Resistance from local sheriffs
“We cannot create a deliberate indifference in a jail environment in which we treat one inmate different than another inmate,” Tennessee Sheriffs’ Association Chair Jeff Bledsoe testified at a House Corrections Subcommittee meeting last month.

Tennessee Sheriffs’ Association Chair Jeff Bledsoe tells lawmakers he wants sheriff’s deputies to be allowed to restrain pregnant people in some cases at a meeting in March 2022.
Beyond concerns about special treatment, Bledsoe said sheriffs were also worried about the safety risk.
“Just because an inmate’s pregnant does not mean they’re incapacitated, and we do not know what’s in everyone’s mind as to what their attempts or actions could be,” he said. “We have to prepare for the worst and hope for the best, and restraints help us to protect ourselves, to protect the inmate.”

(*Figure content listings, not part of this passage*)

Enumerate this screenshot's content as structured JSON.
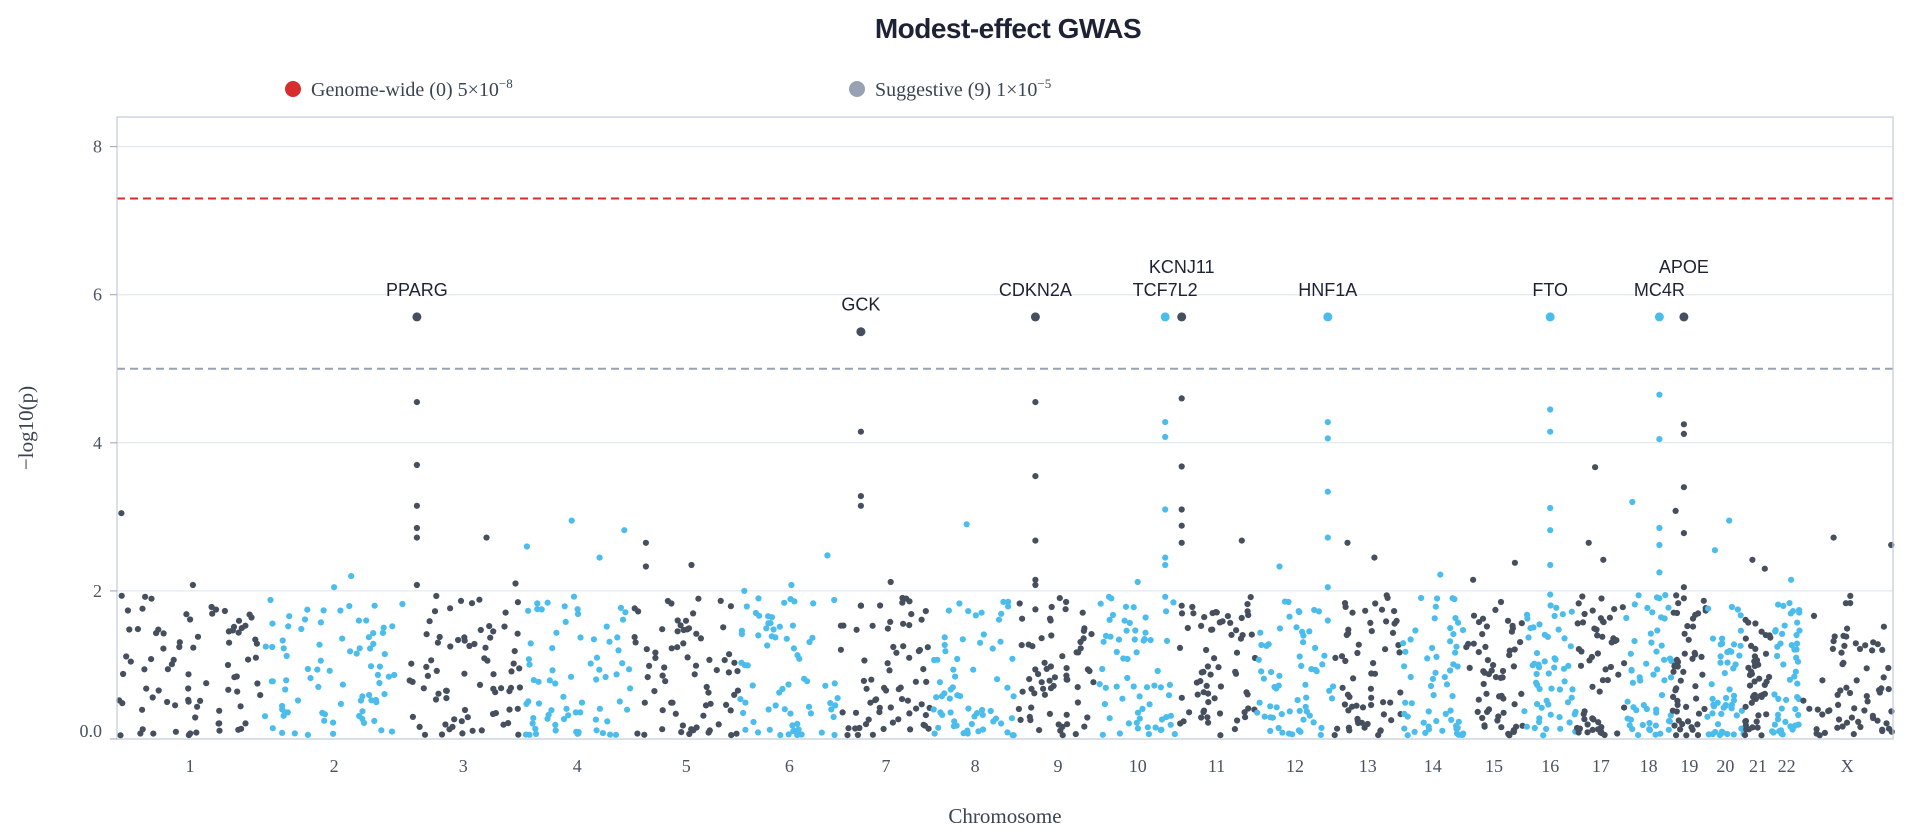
{
  "chart_data": {
    "type": "scatter",
    "title": "Modest-effect GWAS",
    "xlabel": "Chromosome",
    "ylabel": "−log10(p)",
    "ylim": [
      0,
      8.4
    ],
    "y_ticks": [
      {
        "value": 0,
        "label": "0.0"
      },
      {
        "value": 2,
        "label": "2"
      },
      {
        "value": 4,
        "label": "4"
      },
      {
        "value": 6,
        "label": "6"
      },
      {
        "value": 8,
        "label": "8"
      }
    ],
    "grid": true,
    "legend_position": "top",
    "legend": [
      {
        "label": "Genome-wide (0) 5×10",
        "sup": "−8",
        "color": "#d62d2d"
      },
      {
        "label": "Suggestive (9) 1×10",
        "sup": "−5",
        "color": "#98a2b3"
      }
    ],
    "thresholds": [
      {
        "name": "genome-wide",
        "value": 7.3,
        "color": "#d62d2d"
      },
      {
        "name": "suggestive",
        "value": 5.0,
        "color": "#98a2b3"
      }
    ],
    "chromosome_colors": [
      "#464f5e",
      "#4bbdec"
    ],
    "chromosomes": [
      {
        "name": "1",
        "size": 249,
        "color_index": 0
      },
      {
        "name": "2",
        "size": 243,
        "color_index": 1
      },
      {
        "name": "3",
        "size": 198,
        "color_index": 0
      },
      {
        "name": "4",
        "size": 191,
        "color_index": 1
      },
      {
        "name": "5",
        "size": 181,
        "color_index": 0
      },
      {
        "name": "6",
        "size": 171,
        "color_index": 1
      },
      {
        "name": "7",
        "size": 159,
        "color_index": 0
      },
      {
        "name": "8",
        "size": 145,
        "color_index": 1
      },
      {
        "name": "9",
        "size": 138,
        "color_index": 0
      },
      {
        "name": "10",
        "size": 134,
        "color_index": 1
      },
      {
        "name": "11",
        "size": 135,
        "color_index": 0
      },
      {
        "name": "12",
        "size": 133,
        "color_index": 1
      },
      {
        "name": "13",
        "size": 115,
        "color_index": 0
      },
      {
        "name": "14",
        "size": 107,
        "color_index": 1
      },
      {
        "name": "15",
        "size": 102,
        "color_index": 0
      },
      {
        "name": "16",
        "size": 90,
        "color_index": 1
      },
      {
        "name": "17",
        "size": 83,
        "color_index": 0
      },
      {
        "name": "18",
        "size": 80,
        "color_index": 1
      },
      {
        "name": "19",
        "size": 59,
        "color_index": 0
      },
      {
        "name": "20",
        "size": 64,
        "color_index": 1
      },
      {
        "name": "21",
        "size": 47,
        "color_index": 0
      },
      {
        "name": "22",
        "size": 51,
        "color_index": 1
      },
      {
        "name": "X",
        "size": 156,
        "color_index": 0
      }
    ],
    "hits": [
      {
        "gene": "PPARG",
        "chrom": "3",
        "frac": 0.1,
        "p": 5.7,
        "color_index": 0,
        "label_tier": 1,
        "tail": [
          4.55,
          3.7,
          2.85,
          2.72,
          3.15,
          2.08
        ]
      },
      {
        "gene": "GCK",
        "chrom": "7",
        "frac": 0.23,
        "p": 5.5,
        "color_index": 0,
        "label_tier": 1,
        "tail": [
          4.15,
          3.28,
          3.15,
          1.8,
          1.8,
          1.8
        ]
      },
      {
        "gene": "CDKN2A",
        "chrom": "9",
        "frac": 0.22,
        "p": 5.7,
        "color_index": 0,
        "label_tier": 1,
        "tail": [
          4.55,
          3.55,
          2.68,
          2.15,
          2.08,
          1.75
        ]
      },
      {
        "gene": "TCF7L2",
        "chrom": "10",
        "frac": 0.85,
        "p": 5.7,
        "color_index": 1,
        "label_tier": 1,
        "tail": [
          4.28,
          4.08,
          3.1,
          2.45,
          2.35,
          1.92
        ]
      },
      {
        "gene": "KCNJ11",
        "chrom": "11",
        "frac": 0.06,
        "p": 5.7,
        "color_index": 0,
        "label_tier": 2,
        "tail": [
          4.6,
          3.68,
          3.1,
          2.88,
          2.65,
          1.8
        ]
      },
      {
        "gene": "HNF1A",
        "chrom": "12",
        "frac": 0.92,
        "p": 5.7,
        "color_index": 1,
        "label_tier": 1,
        "tail": [
          4.28,
          4.06,
          3.34,
          2.72,
          2.05,
          1.6
        ]
      },
      {
        "gene": "FTO",
        "chrom": "16",
        "frac": 0.5,
        "p": 5.7,
        "color_index": 1,
        "label_tier": 1,
        "tail": [
          4.45,
          4.15,
          3.12,
          2.82,
          2.35,
          1.95
        ]
      },
      {
        "gene": "MC4R",
        "chrom": "18",
        "frac": 0.73,
        "p": 5.7,
        "color_index": 1,
        "label_tier": 1,
        "tail": [
          4.65,
          4.05,
          2.85,
          2.62,
          2.25,
          1.9
        ]
      },
      {
        "gene": "APOE",
        "chrom": "19",
        "frac": 0.34,
        "p": 5.7,
        "color_index": 0,
        "label_tier": 2,
        "tail": [
          4.25,
          4.12,
          3.4,
          2.78,
          2.05,
          1.9
        ]
      }
    ],
    "notable_points": [
      {
        "chrom": "1",
        "frac": 0.03,
        "p": 3.05
      },
      {
        "chrom": "1",
        "frac": 0.52,
        "p": 2.08
      },
      {
        "chrom": "2",
        "frac": 0.5,
        "p": 2.05
      },
      {
        "chrom": "2",
        "frac": 0.62,
        "p": 2.2
      },
      {
        "chrom": "3",
        "frac": 0.7,
        "p": 2.72
      },
      {
        "chrom": "3",
        "frac": 0.95,
        "p": 2.1
      },
      {
        "chrom": "4",
        "frac": 0.05,
        "p": 2.6
      },
      {
        "chrom": "4",
        "frac": 0.45,
        "p": 2.95
      },
      {
        "chrom": "4",
        "frac": 0.7,
        "p": 2.45
      },
      {
        "chrom": "4",
        "frac": 0.92,
        "p": 2.82
      },
      {
        "chrom": "5",
        "frac": 0.12,
        "p": 2.65
      },
      {
        "chrom": "5",
        "frac": 0.12,
        "p": 2.33
      },
      {
        "chrom": "5",
        "frac": 0.55,
        "p": 2.35
      },
      {
        "chrom": "6",
        "frac": 0.05,
        "p": 2.0
      },
      {
        "chrom": "6",
        "frac": 0.52,
        "p": 2.08
      },
      {
        "chrom": "6",
        "frac": 0.88,
        "p": 2.48
      },
      {
        "chrom": "7",
        "frac": 0.55,
        "p": 2.12
      },
      {
        "chrom": "8",
        "frac": 0.4,
        "p": 2.9
      },
      {
        "chrom": "9",
        "frac": 0.6,
        "p": 1.85
      },
      {
        "chrom": "10",
        "frac": 0.5,
        "p": 2.12
      },
      {
        "chrom": "11",
        "frac": 0.45,
        "p": 1.7
      },
      {
        "chrom": "11",
        "frac": 0.82,
        "p": 2.68
      },
      {
        "chrom": "12",
        "frac": 0.3,
        "p": 2.33
      },
      {
        "chrom": "13",
        "frac": 0.2,
        "p": 2.65
      },
      {
        "chrom": "13",
        "frac": 0.6,
        "p": 2.45
      },
      {
        "chrom": "14",
        "frac": 0.62,
        "p": 2.22
      },
      {
        "chrom": "15",
        "frac": 0.15,
        "p": 2.15
      },
      {
        "chrom": "15",
        "frac": 0.85,
        "p": 2.38
      },
      {
        "chrom": "17",
        "frac": 0.38,
        "p": 3.67
      },
      {
        "chrom": "17",
        "frac": 0.25,
        "p": 2.65
      },
      {
        "chrom": "17",
        "frac": 0.55,
        "p": 2.42
      },
      {
        "chrom": "18",
        "frac": 0.15,
        "p": 3.2
      },
      {
        "chrom": "19",
        "frac": 0.1,
        "p": 3.08
      },
      {
        "chrom": "20",
        "frac": 0.6,
        "p": 2.95
      },
      {
        "chrom": "20",
        "frac": 0.22,
        "p": 2.55
      },
      {
        "chrom": "21",
        "frac": 0.3,
        "p": 2.42
      },
      {
        "chrom": "21",
        "frac": 0.75,
        "p": 2.3
      },
      {
        "chrom": "22",
        "frac": 0.65,
        "p": 2.15
      },
      {
        "chrom": "X",
        "frac": 0.35,
        "p": 2.72
      },
      {
        "chrom": "X",
        "frac": 0.98,
        "p": 2.62
      }
    ],
    "background_points_per_chromosome": 75
  }
}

Bledsoe said curbing the use of restraints would be most difficult for small sheriff’s offices, because many local jails have few employees and limited space.
An amended version of the legislation takes those concerns into account, along with feedback from the Tennessee Department of Correction.
Now, the bill would allow correctional officers to shackle pregnant people when they are traveling or if staff believe they might try to escape or cause harm to themselves or others. In those cases, officers would need to write a report within 72 hours explaining why they believed the restraints were necessary.
Shackling someone’s ankles, legs or waist during labor and delivery would be explicitly banned.
With those changes, the bill has picked up steam. Supporters are optimistic this time it will finally become law.
“I think many people didn’t realize it was still happening,” says Anna Carella of Healthy and Free Tennessee, which is advocating for the bill. “I think most people are shocked to hear that this inhumane practice is still happening in our state.”
Carella says resistance to the proposal is based hypothetical scenarios. Meanwhile, she says, there are documented cases of pregnant people developing blood clots or having miscarriages after they were shackled. Some were being held in jail pre-trial and had not been found guilty of anything. But even for those who have committed crimes, Carella says, restraints are typically overkill.
“It’s a human rights violation. It’s a moral issue. It’s a common-sense issue to just protect the health of our fellow Tennesseans,” she says. “Tennessee is ready for this legislation to pass.”